Sor Magdalena del convento benedictino de Godric’s Ford había sido la bella y mundana amante de un barón a quien siempre guardó una honrada fidelidad. Ahora en su nueva vocación, era tan leal a su palabra y a su vínculo como había sido entonces. Si llevaba alguna escolta de honrados campesinos de los bosques occidentales en esta ocasión, les habría ordenado retirarse discretamente en aquel momento. El campo era enteramente suyo.
Era una rolliza y sonrosada dama de mediana edad, cuyos brillantes ojos y cuya belleza estaban sabiamente atemperados por la austera blancura de su toca y por la negrura de su sencillo hábito, por lo menos, cuando no surgía en su mejilla el seductor hoyuelo, tan deslumbrante como el movimiento de un dorado pececillo para desaparecer de nuevo con la misma rapidez y suavidad con que el agua de una corriente recupera la calma momentáneamente alterada.
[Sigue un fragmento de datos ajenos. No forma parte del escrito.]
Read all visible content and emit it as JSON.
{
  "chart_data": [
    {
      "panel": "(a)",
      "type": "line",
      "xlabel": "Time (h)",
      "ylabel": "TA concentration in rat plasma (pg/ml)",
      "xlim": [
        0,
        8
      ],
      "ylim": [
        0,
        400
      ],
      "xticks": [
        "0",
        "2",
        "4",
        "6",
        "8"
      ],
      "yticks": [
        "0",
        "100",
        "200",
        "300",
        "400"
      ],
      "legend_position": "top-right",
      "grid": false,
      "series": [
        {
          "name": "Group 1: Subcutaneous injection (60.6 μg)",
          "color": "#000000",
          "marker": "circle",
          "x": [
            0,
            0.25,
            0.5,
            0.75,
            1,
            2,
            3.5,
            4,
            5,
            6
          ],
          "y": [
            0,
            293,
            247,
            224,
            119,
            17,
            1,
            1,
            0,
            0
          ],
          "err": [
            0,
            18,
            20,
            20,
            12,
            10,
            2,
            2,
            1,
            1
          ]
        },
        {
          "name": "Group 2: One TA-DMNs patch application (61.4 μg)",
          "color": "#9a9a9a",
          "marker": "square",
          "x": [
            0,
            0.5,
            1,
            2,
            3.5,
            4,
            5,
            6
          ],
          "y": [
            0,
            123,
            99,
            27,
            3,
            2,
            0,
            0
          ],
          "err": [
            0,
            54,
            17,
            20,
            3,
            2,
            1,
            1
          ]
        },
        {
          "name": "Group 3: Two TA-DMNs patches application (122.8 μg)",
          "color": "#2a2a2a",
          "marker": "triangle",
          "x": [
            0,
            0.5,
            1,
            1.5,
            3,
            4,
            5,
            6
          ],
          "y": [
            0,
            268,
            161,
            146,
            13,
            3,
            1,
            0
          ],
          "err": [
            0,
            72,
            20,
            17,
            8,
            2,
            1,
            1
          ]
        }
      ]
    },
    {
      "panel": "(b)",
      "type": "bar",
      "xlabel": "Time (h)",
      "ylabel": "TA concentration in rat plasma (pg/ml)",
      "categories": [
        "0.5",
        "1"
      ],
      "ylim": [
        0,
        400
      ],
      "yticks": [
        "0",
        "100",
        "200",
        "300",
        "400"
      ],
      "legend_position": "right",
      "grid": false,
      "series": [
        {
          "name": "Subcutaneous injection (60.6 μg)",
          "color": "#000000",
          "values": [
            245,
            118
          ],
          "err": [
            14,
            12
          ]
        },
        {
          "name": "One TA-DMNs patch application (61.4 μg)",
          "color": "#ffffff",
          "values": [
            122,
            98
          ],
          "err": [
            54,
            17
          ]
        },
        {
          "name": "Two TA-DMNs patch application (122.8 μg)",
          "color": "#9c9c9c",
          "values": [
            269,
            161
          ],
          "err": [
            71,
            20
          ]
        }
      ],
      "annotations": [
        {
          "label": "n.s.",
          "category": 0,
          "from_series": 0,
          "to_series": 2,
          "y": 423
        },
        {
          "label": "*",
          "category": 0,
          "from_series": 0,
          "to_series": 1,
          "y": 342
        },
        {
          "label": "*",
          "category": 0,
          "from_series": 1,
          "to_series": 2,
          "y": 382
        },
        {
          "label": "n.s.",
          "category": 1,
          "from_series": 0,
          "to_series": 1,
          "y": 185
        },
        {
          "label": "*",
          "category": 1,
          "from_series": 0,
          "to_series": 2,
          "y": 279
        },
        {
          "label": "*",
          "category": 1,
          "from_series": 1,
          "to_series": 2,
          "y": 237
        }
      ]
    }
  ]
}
Cadfael la conocía desde hacía algunos años y había tenido ocasión de confiar en ella más de una vez en complejas cuestiones. Su confianza en ella era absoluta.
Avanzó decorosamente hacia el abad, miró de soslayo, desviándose un poco hacia Hugo, y consiguió detener conjuntamente a la autoridad eclesiástica y a la seglar. Los restantes asistentes a la ceremonia, monjes, sirvientes y habitantes de la ciudad, salieron de la iglesia y esperaron respetuosamente para que la nobleza pudiera dispersarse sin impedimento.
—Mis señores —dijo sor Magdalena, repartiendo su reverencia entre la Iglesia y el Estado—, os suplico disculpéis mi retraso, pero las recientes lluvias han inundado algunas partes del camino y yo no salí con el suficiente tiempo como para afrontar las demoras. Mea culpa! Rezaré en privado por nuestros hermanos y espero asistir a la misa que aquí se celebrará por ellos y enmendar mi falta.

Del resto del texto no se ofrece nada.